FDA approves Iroko's Zorvolex for treatment of osteoarthritis pain
- Zorvolex was approved in October 2013 for the treatment of mild-to-moderate acute pain in adults.It is the first FDA-approved, low-dose NSAID developed using Iroko’s SoluMatrix Fine Particle Technology
- The fine particle technology component of Zorvolex centers on delivering diclofenac in the form of submicron particles that are roughly 20 times smaller than their original size.
- Results from a 12-week, placebo-controlled, double-blind, parallel-group study involving 305 patients between the ages of 41 and 90 were used to support the submission of Zorvolex for this indication.
Iroko’s new technology bodes well for pain-wracked patients. As Pharmaceutical Business Review explains, the decreased particle size of Zorvolex results in increased surface area.

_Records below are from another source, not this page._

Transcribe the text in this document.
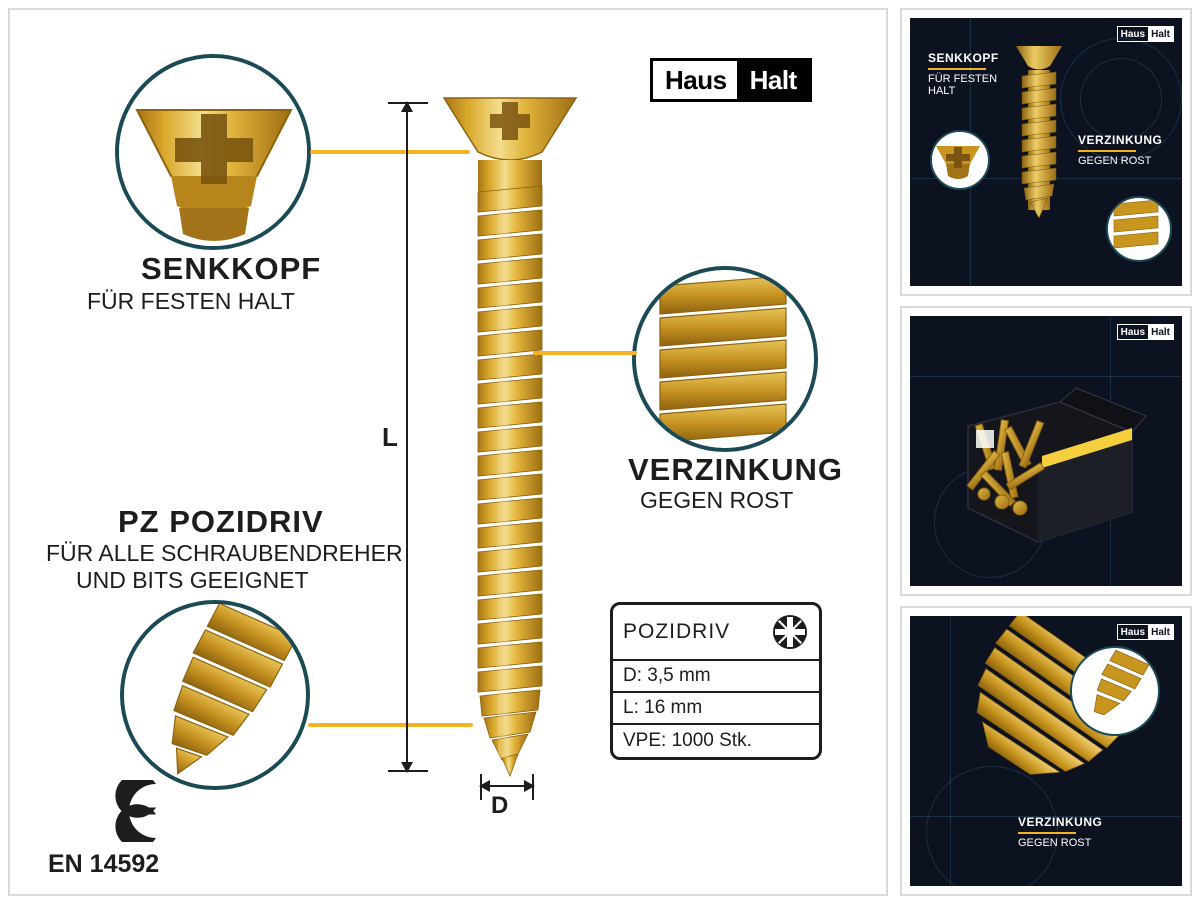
Haus Halt
SENKKOPF
FÜR FESTEN HALT
VERZINKUNG
GEGEN ROST
PZ POZIDRIV
FÜR ALLE SCHRAUBENDREHER
UND BITS GEEIGNET
L
D
POZIDRIV
D: 3,5 mm
L: 16 mm
VPE: 1000 Stk.
EN 14592
Haus Halt
SENKKOPF
FÜR FESTEN
HALT
VERZINKUNG
GEGEN ROST
Haus Halt
Haus Halt
VERZINKUNG
GEGEN ROST
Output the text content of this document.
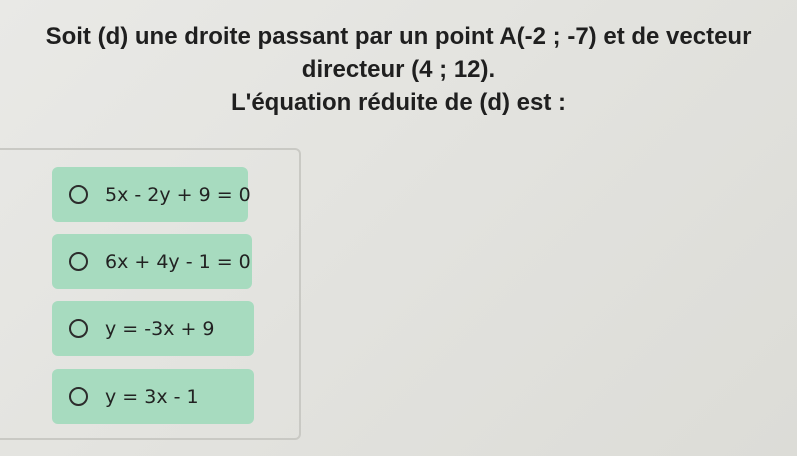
Soit (d) une droite passant par un point A(-2 ; -7) et de vecteur
directeur (4 ; 12).
L'équation réduite de (d) est :
5x - 2y + 9 = 0
6x + 4y - 1 = 0
y = -3x + 9
y = 3x - 1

That means that the drug dissolves faster and provides pain relief at a faster rate than if the particles had been administered in their original size.
Clarence Young, chief medical officer for Iroko, said, “Iroko has already made steady strides to help fill the need for low-dose NSAID options in patients with acute pain and we are continuing to expand our portfolio to also address chronic pain indications.”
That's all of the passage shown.